For (2) and (3), it may make sense to do them together or in two steps. Or first do (3) and then (2). If you plan to tackle this @nlisker I can offer to review your work and give feedback and suggestions. But I would do that as a separate topic detached from this PR.

Yes, these are several different issues. I was just outlining a plan to decompose the larger build file.

I would need help with testing as I did not figure out how to run the complete build (for the multiple platforms) myself.

Did the instructions at https://wiki.openjdk.org/display/OpenJFX/Building+OpenJFX not work for you?

But maybe I can prepare this PR to the point where I think it should work and someone of you can do the testing.

I can test on Windows and Ubuntu.

Maybe you can then create a snapshot that I can then check to verify that the metadata is as expected.

This will require either Johan or Kevin I think

nlisker avatar Mar 22 '24 15:03 nlisker

@nlisker thanks for the pointers. I got a bit further to building and testing the publishing and updated this PR accordingly. I tested locally for one Compile Targets with metadata which looks good now.

The information on https://wiki.openjdk.org/display/OpenJFX/Building+OpenJFX is fine, but what I meant by "run the complete build" is running the publishing of all Compile Targets. So that in the end I have a repository (for testing this can be a folder on disk) with all the Compile Targets and the complete metadata.

Something like this:

$ ./gradlew publish -PMAVEN_PUBLISH=true -PCOMPILE_TARGETS=win,mac,linux,linux-aarch64,mac-aarch64

But as there is no single machine that can cross-build this, and linux-aarch64 and mac-aarch64 do not even exist as separate targets, I assume there is some "trickery" involved in building it all that consists of multiple Gradle calls on multiple machines. I would like to understand how it is done.

In this PR, when we create the metadata, we somehow nee to pretend that we build everything at once. Because all Jars should end up in the metadata. Right now there is this place in the PR where the variants are configured:

compileTargets { t ->
        def os = t.name
        def arch, classifierSuffix
        ...

To create the metadata correctly compileTargets would need to contain all of win,mac,linux,linux-aarch64,mac-aarch64 in a single Gradle call which is never the case.
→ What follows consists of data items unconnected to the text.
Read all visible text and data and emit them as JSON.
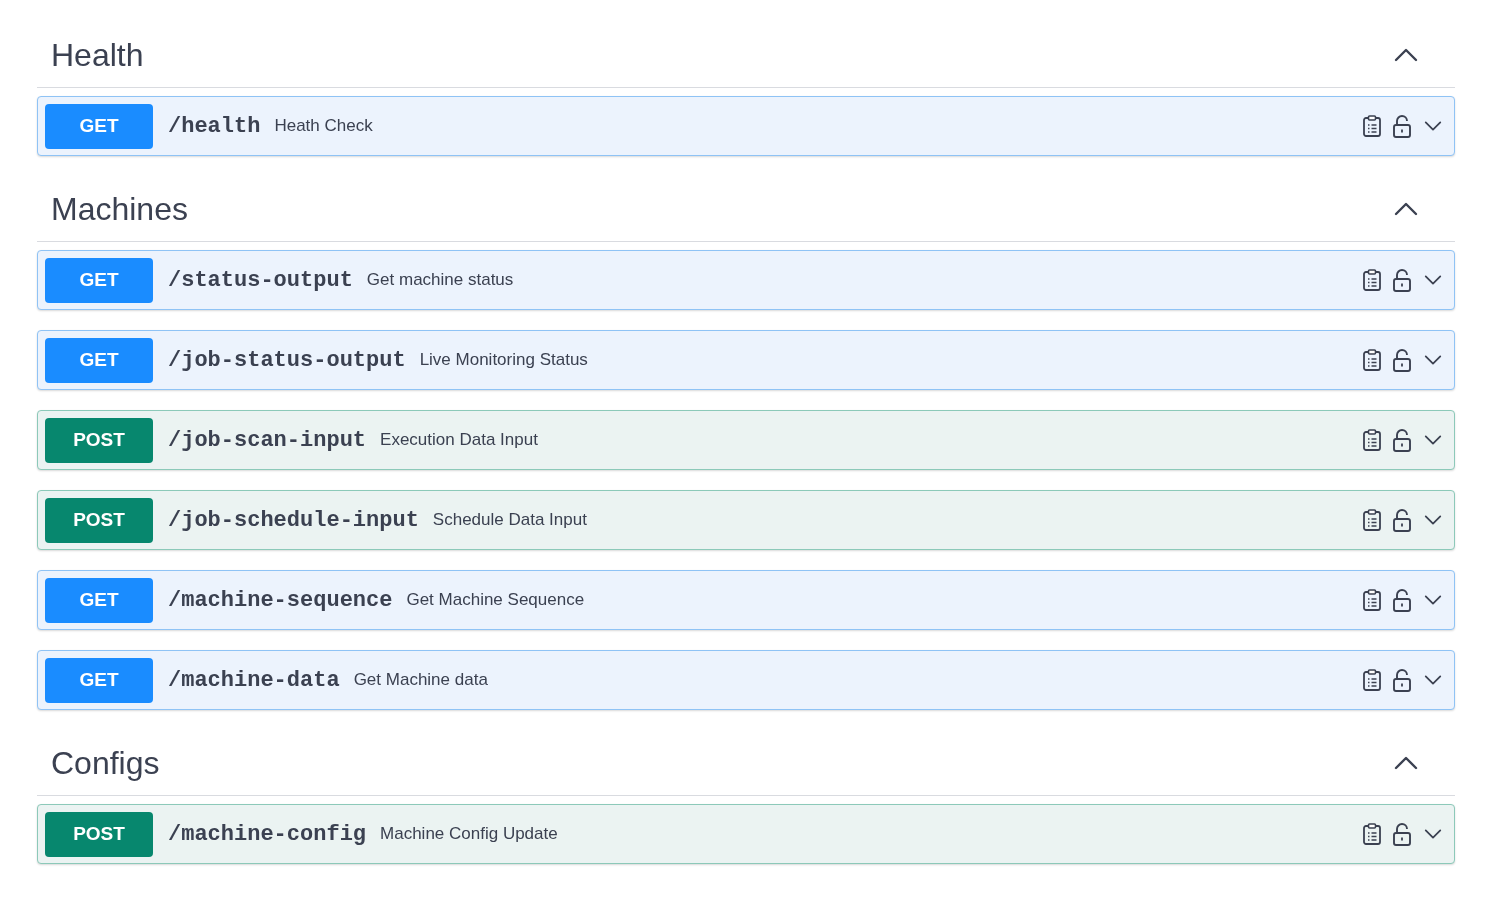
{
  "sections": [
    {
      "title": "Health",
      "expanded": true,
      "operations": [
        {
          "kind": "get",
          "method": "GET",
          "path": "/health",
          "summary": "Heath Check",
          "expanded": false
        }
      ]
    },
    {
      "title": "Machines",
      "expanded": true,
      "operations": [
        {
          "kind": "get",
          "method": "GET",
          "path": "/status-output",
          "summary": "Get machine status",
          "expanded": false
        },
        {
          "kind": "get",
          "method": "GET",
          "path": "/job-status-output",
          "summary": "Live Monitoring Status",
          "expanded": false
        },
        {
          "kind": "post",
          "method": "POST",
          "path": "/job-scan-input",
          "summary": "Execution Data Input",
          "expanded": false
        },
        {
          "kind": "post",
          "method": "POST",
          "path": "/job-schedule-input",
          "summary": "Schedule Data Input",
          "expanded": false
        },
        {
          "kind": "get",
          "method": "GET",
          "path": "/machine-sequence",
          "summary": "Get Machine Sequence",
          "expanded": false
        },
        {
          "kind": "get",
          "method": "GET",
          "path": "/machine-data",
          "summary": "Get Machine data",
          "expanded": false
        }
      ]
    },
    {
      "title": "Configs",
      "expanded": true,
      "operations": [
        {
          "kind": "post",
          "method": "POST",
          "path": "/machine-config",
          "summary": "Machine Config Update",
          "expanded": false
        }
      ]
    }
  ]
}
This needs to be tweaked, which I can do once I understand how the complete publishing process works.

jjohannes avatar Apr 24 '24 13:04 jjohannes

@jjohannes This pull request has been inactive for more than 8 weeks and will be automatically closed if another 8 weeks passes without any activity. To avoid this, simply add a new comment to the pull request. Feel free to ask for assistance if you need help with progressing this pull request towards integration!

bridgekeeper[bot] avatar Jun 19 '24 18:06 bridgekeeper[bot]
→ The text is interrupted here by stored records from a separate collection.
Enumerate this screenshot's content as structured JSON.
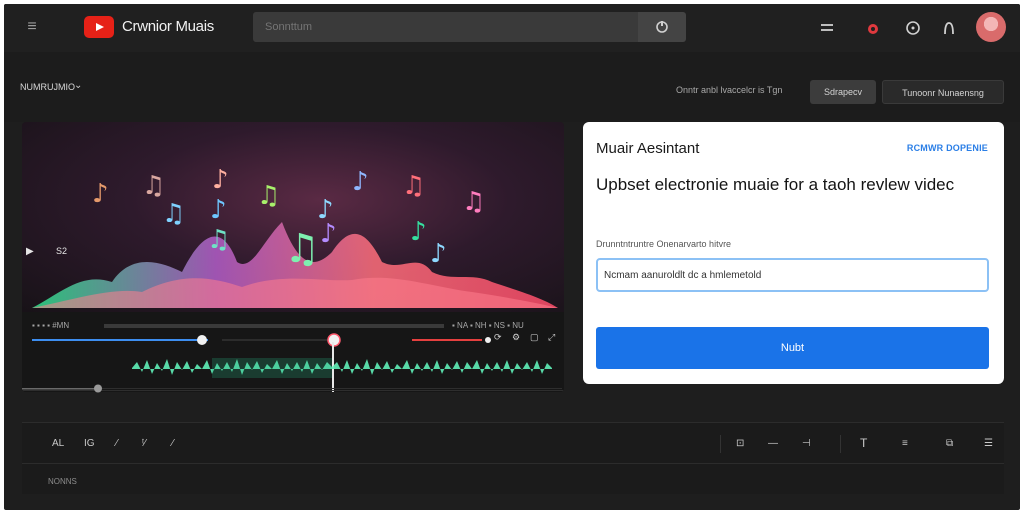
{
  "header": {
    "app_title": "Crwnior Muais",
    "search_placeholder": "Sonnttum",
    "search_icon": "mic-icon",
    "icons": [
      "grid-icon",
      "notification-bell-icon",
      "clock-icon",
      "profile-outline-icon"
    ]
  },
  "toolbar": {
    "dropdown_label": "NUMRUJMIO",
    "options_text": "Onntr anbl lvaccelcr is Tgn",
    "secondary_button": "Sdrapecv",
    "tertiary_button": "Tunoonr  Nunaensng"
  },
  "player": {
    "top_left_label": "▪ ▪ ▪ ▪ #MN",
    "top_right_label": "▪ NA ▪ NH ▪ NS ▪ NU",
    "time": "S2",
    "accent": "#ff5a6e"
  },
  "assistant": {
    "title": "Muair Aesintant",
    "link": "RCMWR DOPENIE",
    "prompt": "Upbset electronie muaie for a taoh revlew videc",
    "field_label": "Drunntntruntre Onenarvarto hitvre",
    "input_value": "Ncmam aanuroldlt dc a hmlemetold",
    "button_label": "Nubt"
  },
  "editor": {
    "tools_left": [
      "AL",
      "IG",
      "⁄",
      "ᵗ⁄",
      "⁄"
    ],
    "caption": "NONNS"
  }
}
@jjohannes this pull request can not be integrated into master due to one or more merge conflicts. To resolve these merge conflicts and update this pull request you can run the following commands in the local repository for your personal fork:

git checkout publish-gradle-metadata
git fetch https://git.openjdk.org/jfx.git master
git merge FETCH_HEAD
# resolve conflicts and follow the instructions given by git merge
git commit -m "Merge master"
git push

openjdk[bot] avatar Jun 25 '24 12:06 openjdk[bot]
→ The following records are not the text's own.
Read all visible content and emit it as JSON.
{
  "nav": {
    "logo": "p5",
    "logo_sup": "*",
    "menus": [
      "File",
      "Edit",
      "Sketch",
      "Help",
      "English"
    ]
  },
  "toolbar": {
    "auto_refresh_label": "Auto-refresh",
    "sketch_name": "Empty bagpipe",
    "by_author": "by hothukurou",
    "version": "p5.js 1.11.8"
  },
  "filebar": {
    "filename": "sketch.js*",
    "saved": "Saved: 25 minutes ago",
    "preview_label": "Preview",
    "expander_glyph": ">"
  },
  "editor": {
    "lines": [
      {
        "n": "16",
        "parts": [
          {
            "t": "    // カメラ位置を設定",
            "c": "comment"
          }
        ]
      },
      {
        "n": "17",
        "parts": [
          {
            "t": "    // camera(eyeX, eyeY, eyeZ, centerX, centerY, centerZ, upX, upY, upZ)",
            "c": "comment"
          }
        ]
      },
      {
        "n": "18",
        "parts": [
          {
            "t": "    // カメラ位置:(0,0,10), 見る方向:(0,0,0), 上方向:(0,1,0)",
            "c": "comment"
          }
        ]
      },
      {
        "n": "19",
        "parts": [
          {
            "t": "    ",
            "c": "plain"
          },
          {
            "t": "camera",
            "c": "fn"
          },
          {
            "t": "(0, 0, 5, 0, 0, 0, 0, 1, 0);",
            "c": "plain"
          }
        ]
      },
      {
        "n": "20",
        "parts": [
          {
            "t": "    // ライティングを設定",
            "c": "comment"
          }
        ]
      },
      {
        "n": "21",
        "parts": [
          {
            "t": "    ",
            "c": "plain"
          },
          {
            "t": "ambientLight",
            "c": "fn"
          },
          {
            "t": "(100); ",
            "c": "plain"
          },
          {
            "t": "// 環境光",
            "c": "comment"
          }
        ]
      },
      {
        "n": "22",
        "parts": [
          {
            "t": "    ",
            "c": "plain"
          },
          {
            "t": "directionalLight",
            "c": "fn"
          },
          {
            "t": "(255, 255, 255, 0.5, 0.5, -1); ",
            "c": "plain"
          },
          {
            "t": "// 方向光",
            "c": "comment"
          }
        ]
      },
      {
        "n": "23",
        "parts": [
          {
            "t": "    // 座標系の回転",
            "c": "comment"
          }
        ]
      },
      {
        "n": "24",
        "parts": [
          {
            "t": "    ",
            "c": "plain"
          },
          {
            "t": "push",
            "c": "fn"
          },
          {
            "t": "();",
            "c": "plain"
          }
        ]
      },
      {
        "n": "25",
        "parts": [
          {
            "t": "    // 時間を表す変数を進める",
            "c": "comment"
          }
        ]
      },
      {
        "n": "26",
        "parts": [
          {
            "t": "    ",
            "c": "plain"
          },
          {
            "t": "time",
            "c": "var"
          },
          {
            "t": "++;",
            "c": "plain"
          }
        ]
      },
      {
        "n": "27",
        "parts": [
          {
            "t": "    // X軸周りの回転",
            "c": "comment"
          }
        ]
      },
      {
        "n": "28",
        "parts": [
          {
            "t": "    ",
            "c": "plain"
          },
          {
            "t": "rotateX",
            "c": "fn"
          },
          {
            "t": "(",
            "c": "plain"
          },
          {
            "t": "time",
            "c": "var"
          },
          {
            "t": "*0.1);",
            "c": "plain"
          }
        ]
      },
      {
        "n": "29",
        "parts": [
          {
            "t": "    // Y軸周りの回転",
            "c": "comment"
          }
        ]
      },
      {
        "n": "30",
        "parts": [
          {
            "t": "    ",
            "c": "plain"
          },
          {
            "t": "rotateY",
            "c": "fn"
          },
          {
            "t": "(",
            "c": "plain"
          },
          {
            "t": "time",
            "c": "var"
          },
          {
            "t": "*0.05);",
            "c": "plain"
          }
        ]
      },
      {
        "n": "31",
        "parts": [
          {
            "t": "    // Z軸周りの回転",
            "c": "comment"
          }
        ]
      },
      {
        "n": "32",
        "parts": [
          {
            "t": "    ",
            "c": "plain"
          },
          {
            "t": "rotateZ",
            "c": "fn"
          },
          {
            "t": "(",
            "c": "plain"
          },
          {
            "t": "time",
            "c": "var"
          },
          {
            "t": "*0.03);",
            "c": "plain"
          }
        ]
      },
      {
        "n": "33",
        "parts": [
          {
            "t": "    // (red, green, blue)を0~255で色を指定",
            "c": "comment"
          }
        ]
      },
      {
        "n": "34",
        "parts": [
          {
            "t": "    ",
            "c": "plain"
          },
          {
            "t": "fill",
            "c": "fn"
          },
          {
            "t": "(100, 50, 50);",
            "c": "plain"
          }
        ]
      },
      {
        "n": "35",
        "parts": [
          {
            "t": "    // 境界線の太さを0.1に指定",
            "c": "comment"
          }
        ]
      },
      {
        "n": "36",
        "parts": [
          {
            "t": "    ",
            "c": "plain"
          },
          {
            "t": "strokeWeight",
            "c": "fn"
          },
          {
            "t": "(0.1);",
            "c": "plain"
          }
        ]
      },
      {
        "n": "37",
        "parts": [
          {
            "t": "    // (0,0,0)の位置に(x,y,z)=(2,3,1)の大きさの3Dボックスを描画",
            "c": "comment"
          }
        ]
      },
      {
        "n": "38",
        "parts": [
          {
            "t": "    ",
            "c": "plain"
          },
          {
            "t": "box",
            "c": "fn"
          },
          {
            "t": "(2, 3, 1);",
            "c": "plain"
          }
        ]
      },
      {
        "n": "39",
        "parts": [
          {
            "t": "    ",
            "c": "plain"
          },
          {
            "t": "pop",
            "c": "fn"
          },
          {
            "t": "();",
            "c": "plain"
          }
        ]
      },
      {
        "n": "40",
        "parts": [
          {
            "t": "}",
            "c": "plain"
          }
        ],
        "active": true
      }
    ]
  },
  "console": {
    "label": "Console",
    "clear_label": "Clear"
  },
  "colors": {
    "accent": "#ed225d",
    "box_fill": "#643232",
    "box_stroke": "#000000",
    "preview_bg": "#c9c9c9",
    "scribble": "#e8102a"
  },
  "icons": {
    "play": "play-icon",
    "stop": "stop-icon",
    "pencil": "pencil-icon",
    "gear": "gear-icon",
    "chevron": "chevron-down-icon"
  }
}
@jjohannes This pull request has been inactive for more than 8 weeks and will be automatically closed if another 8 weeks passes without any activity. To avoid this, simply add a new comment to the pull request. Feel free to ask for assistance if you need help with progressing this pull request towards integration!

bridgekeeper[bot] avatar Aug 20 '24 12:08 bridgekeeper[bot]

What is blocking this issue at this point? @jjohannes Are you waiting for explanations/help regarding the publishing part?